Using crawl rule, we can allow or restrict specific paths/URL to be crawled. By doing this, you are making sure only specific and relevant content is crawled by the search engine. You can also specify alternate credential to include the crawl path. There’s much more… Let’s go in details.
What you can do with crawl rules?
- Restrict content from being crawled: e.g. If you want to crawl the Site collection (http://servername/sites/ParentSite) but not subsites (http://servername/sites/ParentSite/subsite), you can create a crawl rule
- Crawl content that might have excluded using the rule: e.g. If you want to exclude crawling the Site collection (http://servername/sites/ParentSite) but want to include subsites (http://servername/sites/ParentSite/subsite), you can create a crawl rule
- Use an alternate account to crawl the content: If any site needs different credentials to be crawled than the default credentials, you can specify the credentials.
- Rule Order: If there are multiple rules matching the URL/Path, you can set the order of the crawl.
Note: The order of the crawl rule is very important, the first rule in order which matches the URL, will be applied to that URL
The step-by-step process of configuring crawl rules in search service application
- Go to Central administration >> Application Management >> Manage service applications
- Click on your Search service application
- On the left-hand side of the page >> click on Crawl Rules
- You will find a window to Manage Crawl Rules. Click on New Crawl Rule to create a Crawl Rule.
- Path: Specify the path over here. The crawl rule is going to affect this path. You can use wild card characters in the path.
Use regular expression syntax for matching this rule: You can use this option to use regular expressions over here instead of wild card characters
- Crawl Configuration: Select this option to decide whether to include or exclude the items in the Content index.
- Exclude all items in this path: Select this option if you want to exclude all items from the path specified. Additionally, you can refine your exclusion criteria using the below option.
- Exclude complex URLs (URLs that contain question marks - ?): The system will exclude the URL from crawling which includes question mark – (?) notation.
- Include all items in this path: This will include all the items matching the path specified above. Additionally, you can refine your inclusion criteria using the below options
- Follow links on the URL without crawling the URL itself: If you select this option, the URLs/pages on the specified path, will not be crawled but all the links placed inside these URLs/pages will be crawled.
- Crawl complex URLs (URLs that contain a question mark -?) If you select this option, the URLs with a question mark (?) will be included as part of crawl process.
- Crawl SharePoint content as http pages: When the SharePoint content is crawled as HTTP pages, item permissions are not crawled/stored. So, there will not be any ‘Permission Check’ when the search results are displayed to the end-user.

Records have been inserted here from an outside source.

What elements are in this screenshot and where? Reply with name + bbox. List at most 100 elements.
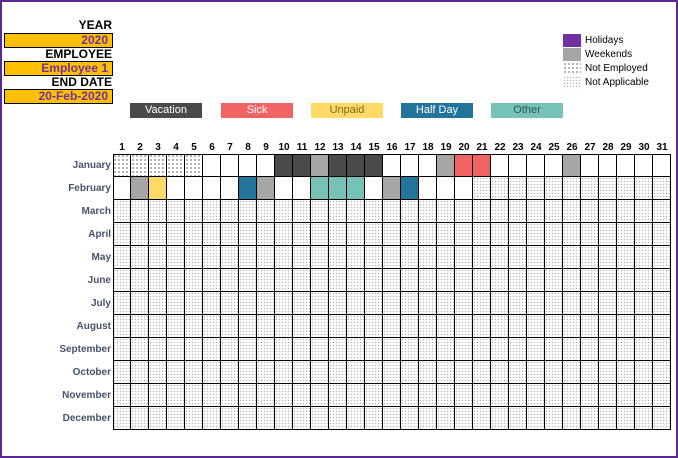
day-cell[interactable] (635, 384, 653, 407)
day-cell[interactable] (311, 384, 329, 407)
day-cell[interactable] (221, 177, 239, 200)
day-cell[interactable] (581, 269, 599, 292)
day-cell[interactable] (527, 154, 545, 177)
day-cell[interactable] (509, 315, 527, 338)
day-cell[interactable] (455, 223, 473, 246)
day-cell[interactable] (527, 407, 545, 430)
day-cell[interactable] (131, 384, 149, 407)
day-cell[interactable] (617, 361, 635, 384)
day-cell[interactable] (221, 200, 239, 223)
day-cell[interactable] (563, 177, 581, 200)
day-cell[interactable] (131, 361, 149, 384)
day-cell[interactable] (419, 269, 437, 292)
day-cell[interactable] (617, 407, 635, 430)
day-cell[interactable] (437, 269, 455, 292)
day-cell[interactable] (275, 269, 293, 292)
day-cell[interactable] (437, 361, 455, 384)
day-cell[interactable] (383, 361, 401, 384)
day-cell[interactable] (131, 154, 149, 177)
day-cell[interactable] (419, 315, 437, 338)
day-cell[interactable] (527, 200, 545, 223)
day-cell[interactable] (275, 407, 293, 430)
day-cell[interactable] (221, 246, 239, 269)
day-cell[interactable] (599, 361, 617, 384)
day-cell[interactable] (113, 269, 131, 292)
day-cell[interactable] (509, 384, 527, 407)
day-cell[interactable] (617, 292, 635, 315)
day-cell[interactable] (563, 315, 581, 338)
day-cell[interactable] (167, 384, 185, 407)
day-cell[interactable] (239, 177, 257, 200)
day-cell[interactable] (275, 154, 293, 177)
day-cell[interactable] (437, 384, 455, 407)
category-sick-button[interactable]: Sick (221, 103, 293, 118)
day-cell[interactable] (275, 338, 293, 361)
day-cell[interactable] (167, 315, 185, 338)
day-cell[interactable] (149, 407, 167, 430)
day-cell[interactable] (635, 315, 653, 338)
day-cell[interactable] (491, 246, 509, 269)
day-cell[interactable] (545, 407, 563, 430)
day-cell[interactable] (203, 292, 221, 315)
day-cell[interactable] (473, 292, 491, 315)
day-cell[interactable] (167, 200, 185, 223)
day-cell[interactable] (185, 154, 203, 177)
day-cell[interactable] (239, 384, 257, 407)
day-cell[interactable] (635, 177, 653, 200)
day-cell[interactable] (563, 200, 581, 223)
day-cell[interactable] (383, 315, 401, 338)
day-cell[interactable] (401, 292, 419, 315)
day-cell[interactable] (131, 315, 149, 338)
day-cell[interactable] (239, 246, 257, 269)
day-cell[interactable] (563, 338, 581, 361)
day-cell[interactable] (113, 292, 131, 315)
day-cell[interactable] (329, 177, 347, 200)
day-cell[interactable] (113, 315, 131, 338)
day-cell[interactable] (185, 246, 203, 269)
day-cell[interactable] (401, 407, 419, 430)
day-cell[interactable] (599, 200, 617, 223)
day-cell[interactable] (239, 338, 257, 361)
day-cell[interactable] (203, 407, 221, 430)
day-cell[interactable] (635, 361, 653, 384)
end-date-field[interactable]: 20-Feb-2020 (4, 89, 113, 104)
day-cell[interactable] (383, 200, 401, 223)
day-cell[interactable] (149, 338, 167, 361)
day-cell[interactable] (581, 338, 599, 361)
day-cell[interactable] (203, 315, 221, 338)
day-cell[interactable] (491, 407, 509, 430)
day-cell[interactable] (131, 338, 149, 361)
day-cell[interactable] (203, 154, 221, 177)
day-cell[interactable] (257, 177, 275, 200)
day-cell[interactable] (257, 338, 275, 361)
day-cell[interactable] (599, 223, 617, 246)
day-cell[interactable] (383, 154, 401, 177)
day-cell[interactable] (131, 200, 149, 223)
day-cell[interactable] (203, 361, 221, 384)
day-cell[interactable] (509, 223, 527, 246)
day-cell[interactable] (383, 223, 401, 246)
day-cell[interactable] (149, 154, 167, 177)
day-cell[interactable] (491, 292, 509, 315)
day-cell[interactable] (185, 338, 203, 361)
day-cell[interactable] (491, 338, 509, 361)
day-cell[interactable] (653, 315, 671, 338)
day-cell[interactable] (473, 246, 491, 269)
day-cell[interactable] (401, 384, 419, 407)
day-cell[interactable] (509, 407, 527, 430)
day-cell[interactable] (275, 292, 293, 315)
day-cell[interactable] (185, 269, 203, 292)
day-cell[interactable] (473, 223, 491, 246)
day-cell[interactable] (365, 269, 383, 292)
day-cell[interactable] (185, 315, 203, 338)
day-cell[interactable] (131, 246, 149, 269)
day-cell[interactable] (527, 246, 545, 269)
day-cell[interactable] (527, 292, 545, 315)
day-cell[interactable] (527, 384, 545, 407)
day-cell[interactable] (617, 338, 635, 361)
day-cell[interactable] (347, 246, 365, 269)
day-cell[interactable] (491, 315, 509, 338)
day-cell[interactable] (383, 292, 401, 315)
day-cell[interactable] (527, 223, 545, 246)
day-cell[interactable] (635, 200, 653, 223)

- Specify Authentication: Specify the details regarding Authentication which will be set for this crawl rule.
Note: This option will be disabled unless you select Include all items in this path in the above steps.
- Use the default content access account: Default access account will be used to access/crawl the path specified
- Specify a different content access account: You can specify Account and Password if you want to access the content specified in the path with different credentials. You can tick Do not allow Basic Authentication if you want to avoid Basic Authentication. The system will go for NTLM authentication.
- Specify client certificate: For authentication, you can also use a client certificate. You can select the certificate from the drop-down menu.
- Specify form credentials: If you want to use Forms-based authentication, you can specify the URL of the page (form) to enter credentials. When you add form URL and click Enter Credentials, it will open the page and will ask to enter the credentials. You can then add credentials which will be used to access the content on the specified path.
- Use cookie for crawling: If you want to use a cookie for crawling, select Obtain cookie from URL. You can optionally select Specify cookie for crawling to import cookie from the local file system. You can also specify error page in the textbox.
- Anonymous access: Use this option to access the resource on the Path specified above using anonymous access.
Test a Crawl rule on a URL
- From Central Administration, go to Manage Crawl Rules Page.
- Enter the URL and click on the Test button to get the matching rule for that URL
- As shown in the screenshot above, you can see there’s one rule that matches the URL and the matching rule will be placed (*) before the Rule.
- You can also set the order of the rules from the Order column directly.
Conclusion
We went through the step-by-step process of creation of Crawl Rule and testing the site URL against crawl rules. This process was tested in a SharePoint 2013 On-premises environment.